PNGAA Library

Anzac Day 2012 in Rabaul: Bob Cleland

My recent visit to PNG falls naturally into three parts: the cruise from Alotau to Rabaul, Anzac Day in Rabaul, and my return to Goroka after 36 years. I will cover only Anzac Day here to slip it in to the June Une Voce at the last minute. Look for the rest in the September issue.

On the previous Sunday, 22 April, those of us on the cruise had an early breakfast before piling into the Zodiacs to go ashore, before dawn, at Tol. A short walk brought us to the small cairn with plaque erected in memory of the 160 members of the 2/22nd Battalion, Lark Force, who lost their lives at Tol Plantation while prisoners of war of the Japanese Army.

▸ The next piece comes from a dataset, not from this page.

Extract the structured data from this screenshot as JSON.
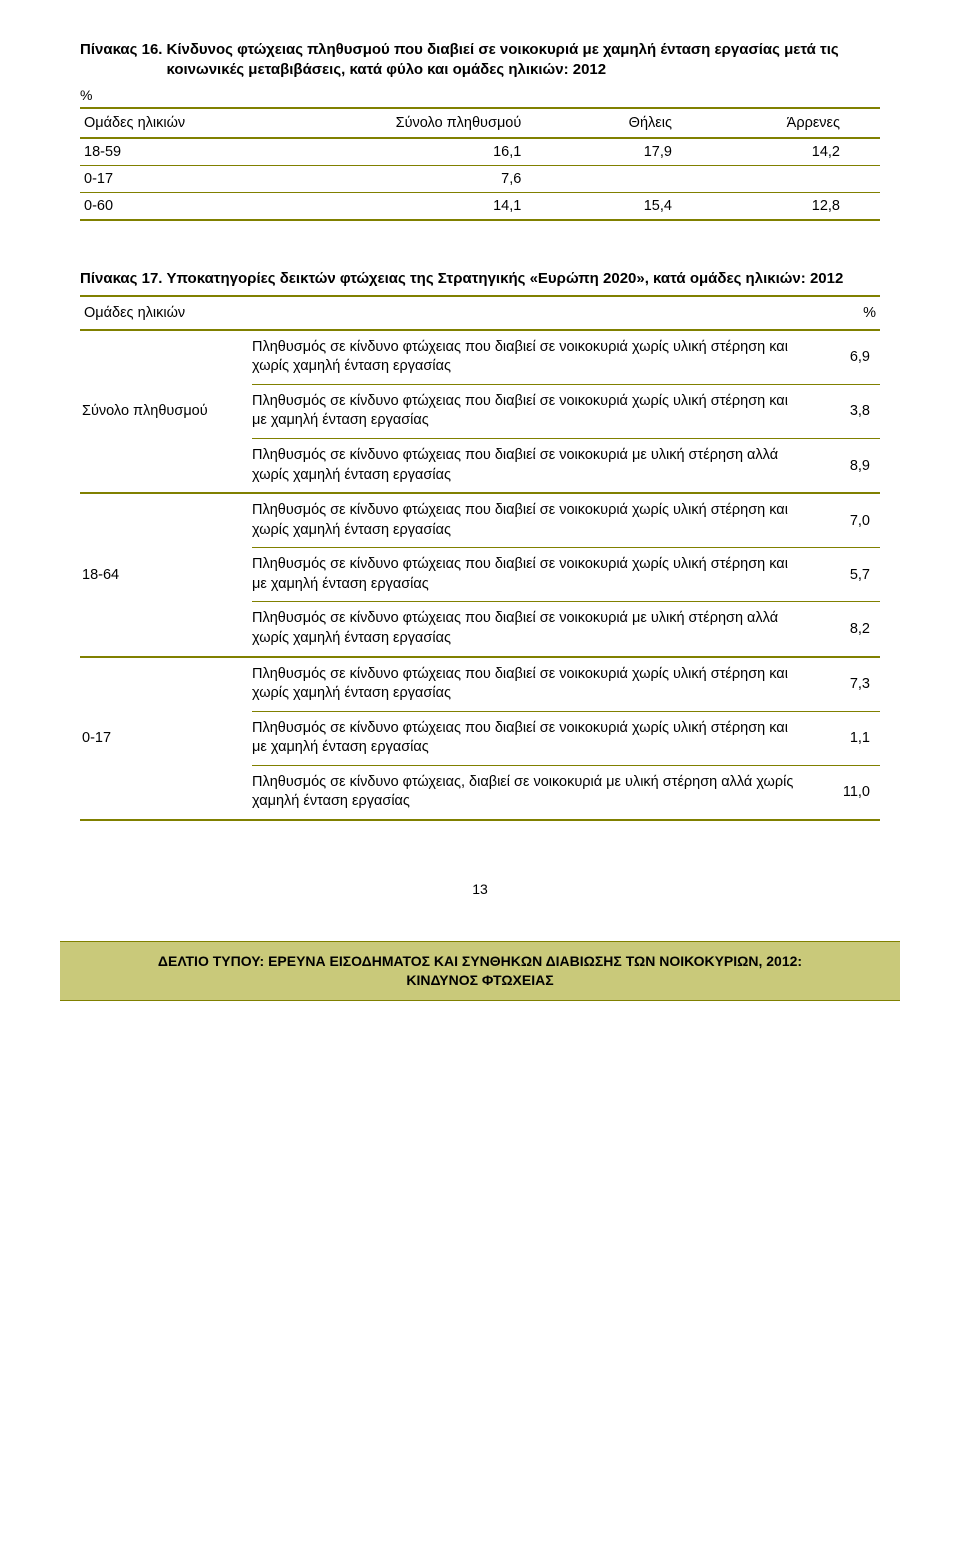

We were soon joined by the local priest who held a short memorial service including a school choir singing two hymns and the Australian National Anthem. Ex-navy octogenarian Frank Lang movingly recited They shall not grow old . . . This simple and emotional little service started our thoughts and emotions building towards Anzac Day.


Rabaul Cenotaph as dawn breaks. Photo: Ally Martell

Several hundred hushed people gathered in the Anzac Day pre-dawn darkness at Rabaul's RSL Cenotaph. The flags of PNG, Australia and New Zealand hung at half mast in the still moist air.

We were welcomed by Tony Avenell, President of the New Guinea Club; we prayed with Deacon Dominic; we heard a Dedication to the Fallen by Major L S Brown of the Australian Defence Staff in Lae; and we were addressed by Phil Ainsworth, President of both the PNGVR Ex-Members Association and also the Rabaul and Montevideo Maru Society.

Phil gave us the historic context of the Anzac legend and extended that to the tragic events of WW II, particularly in Rabaul and New Britain, the very reason we were all there on this 70th anniversary of the several 1942 events.

The Baravon Choir gave us a hymn in their beautiful harmony and as their last notes faded we watched the representatives of several countries reverently lay their official wreaths. The general public followed including a number of PNGAA members and several from the cruise-ship community. The cenotaph base was a sea of colour and many embedded messages with the wreaths and flower sprays spoke of loss and remembrance.

We listened to the haunting notes of the Last Post then bowed our heads in prayer and memory for two minutes. The rousing and stimulating notes of the Reveille, played while the flags were slowly raised to the masthead, sounded as the new dawn broke behind the ridge behind us.

Those who were able walked along a dual lane boulevarde, still covered with loose black pumice, and muddied in places by overnight rain, to the next ceremony at the Montevideo Maru Memorial Stone. This was a little different from the last because the emphasis was on the greatest Australian maritime disaster: the sinking of the Japanese ship with 1053 prisoners' lives lost, most of them Australian.

Phil Ainsworth spoke again, but in greater detail about the personnel, their units, and of the actual sinking. He told us about the memorial, about to be dedicated, standing in the grounds of the Australian War Memorial at Canberra and of the efforts so far in trying to have the site of the sinking declared an Australian War Cemetery. Andrea Williams also spoke about the effect on civilians then living in Rabaul and the islands, and acknowledging those with a direct connection who had made the effort to be present.

Phil Ainsworth
Phil Ainsworth addresses the service in memory of those lost on the Montevideo Maru

The Last Post was sounded, we prayed and thought for two minutes of the fallen and of loved ones lost, before the Reveille brought our thoughts back to the present. We watched as representatives of eight nations slowly raised to their mastheads the national flags of Papua New Guinea, Australia, New Zealand, United Kingdom, United States of America, Norway, India and China.


Montevideo Maru memorial

By bus and car we moved to the Rabaul Yacht Club, a temporary structure built on the concrete slab of the former building destroyed in the 1994 volcanic eruption, where we enjoyed a substantial and much-needed breakfast.

Then it was time to tackle the long drive to the Australian War Cemetery at Bitpaka for a third ceremony: this time a more traditional Anzac Day service.

The setting at Bitapaka is very serene and tropical. Over several acres, grave stones lie in straight lines on all sides of the central Cross of Remembrance. Each grave is marked with a low shaped stone on which an engraved bronze plaque shows details of the deceased. Part of the tragedy of war comes to mind when we see the number of graves marked Known only to God.

The service was conventional and simple. Hymns were sung by a quite large school choir. Once again we were impressed by the quality of their voices and their harmonious singing. For me, this was the service that moved me most. There’s a reverence and mystique about a formal cemetery which substantially adds to the formality of an Anzac service.